To assess VE‐cadherin or N‐cadherin internalization, indicated cells were incubated with antibodies against the extracellular domain of VE‐cadherin (1:50, #555289, BD Biosciences) or N‐cadherin (1:50, AF6426, R&D Systems) at 37°C in DMEM containing 1% BSA for 1 h. The unbound antibodies were removed with ice‐cold DMEM medium. The cells were treated with recombinant Sema4D, VEGF with or without Src inhibitor at 37°C for 4 h, and fixed with 4% PFA for 20 min. An excess of anti‐rat or anti‐sheep IgG antibody was used to block the antibodies remaining on cell surfaces. Internalization of VE‐cadherin or N‐cadherin was visualized with Alexa 594‐conjugated anti‐rat or anti‐sheep IgG antibody after the samples were permeabilized with 0.5% Triton X‐100. Samples were imaged with microscope, and internalized particles were quantified from ten random fields using software.

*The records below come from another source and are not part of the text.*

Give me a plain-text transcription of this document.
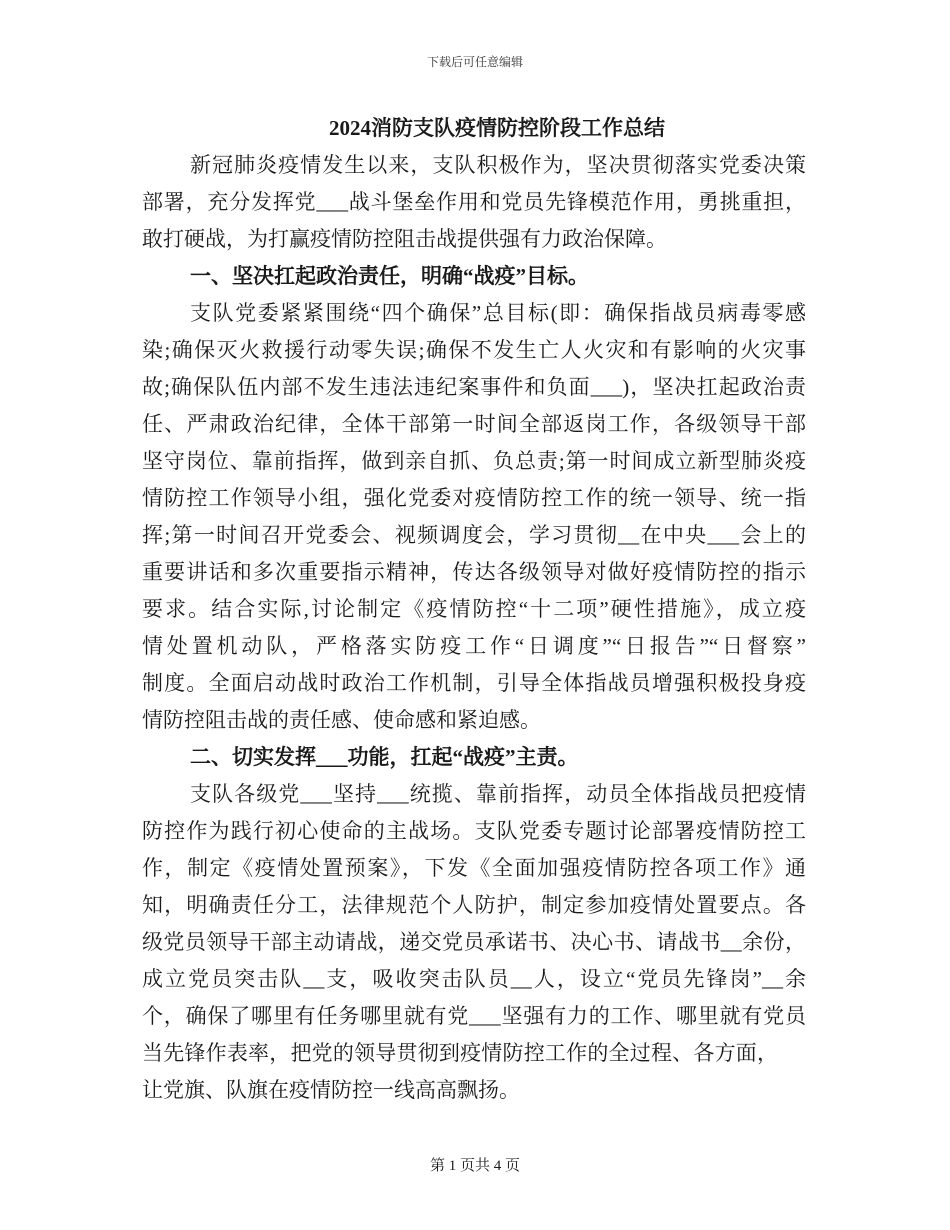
下载后可任意编辑
2024消防支队疫情防控阶段工作总结
新冠肺炎疫情发生以来，支队积极作为，坚决贯彻落实党委决策
部署，充分发挥党___战斗堡垒作用和党员先锋模范作用，勇挑重担，
敢打硬战，为打赢疫情防控阻击战提供强有力政治保障。
一、坚决扛起政治责任，明确“战疫”目标。
支队党委紧紧围绕“四个确保”总目标(即：确保指战员病毒零感
染;确保灭火救援行动零失误;确保不发生亡人火灾和有影响的火灾事
故;确保队伍内部不发生违法违纪案事件和负面___)，坚决扛起政治责
任、严肃政治纪律，全体干部第一时间全部返岗工作，各级领导干部
坚守岗位、靠前指挥，做到亲自抓、负总责;第一时间成立新型肺炎疫
情防控工作领导小组，强化党委对疫情防控工作的统一领导、统一指
挥;第一时间召开党委会、视频调度会，学习贯彻__在中央___会上的
重要讲话和多次重要指示精神，传达各级领导对做好疫情防控的指示
要求。结合实际,讨论制定《疫情防控“十二项”硬性措施》，成立疫
情处置机动队，严格落实防疫工作“日调度”“日报告”“日督察”
制度。全面启动战时政治工作机制，引导全体指战员增强积极投身疫
情防控阻击战的责任感、使命感和紧迫感。
二、切实发挥___功能，扛起“战疫”主责。
支队各级党___坚持___统揽、靠前指挥，动员全体指战员把疫情
防控作为践行初心使命的主战场。支队党委专题讨论部署疫情防控工
作，制定《疫情处置预案》，下发《全面加强疫情防控各项工作》通
知，明确责任分工，法律规范个人防护，制定参加疫情处置要点。各
级党员领导干部主动请战，递交党员承诺书、决心书、请战书__余份，
成立党员突击队__支，吸收突击队员__人，设立“党员先锋岗”__余
个，确保了哪里有任务哪里就有党___坚强有力的工作、哪里就有党员
当先锋作表率，把党的领导贯彻到疫情防控工作的全过程、各方面，
让党旗、队旗在疫情防控一线高高飘扬。
第 1 页共 4 页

All data were expressed as mean ± SD. All data sets were tested for normality of distribution using the Shapiro–Wilk test. To evaluate the significant differences of the data with normal distribution, statistical analysis between two groups was performed using unpaired two‐tailed Student's t‐test. One‐way ANOVA was used to statistical analysis among more than two groups, followed by a Tukey's post hoc test for multiple‐group comparisons. Two‐way ANOVA followed by the Tukey's test was used in Fig H and I, Appendix Figs S2B and S6B and D. For the data with non‐normal distribution, nonparametric statistical analysis between two groups was performed by the Mann–Whitney test, and Kruskal–Wallis test was used for more than two groups followed by a Dunn's test for multiple comparisons. The correlations between sSema4D levels and changes to anti‐VEGF therapy were determined by Spearman's rank test. All n values represented the number of independent biological replicates in our study. Sample sizes in vitro and in vivo were chosen based on similar studies from the literature. The experimenters were blinded to animal genotype and grouping information.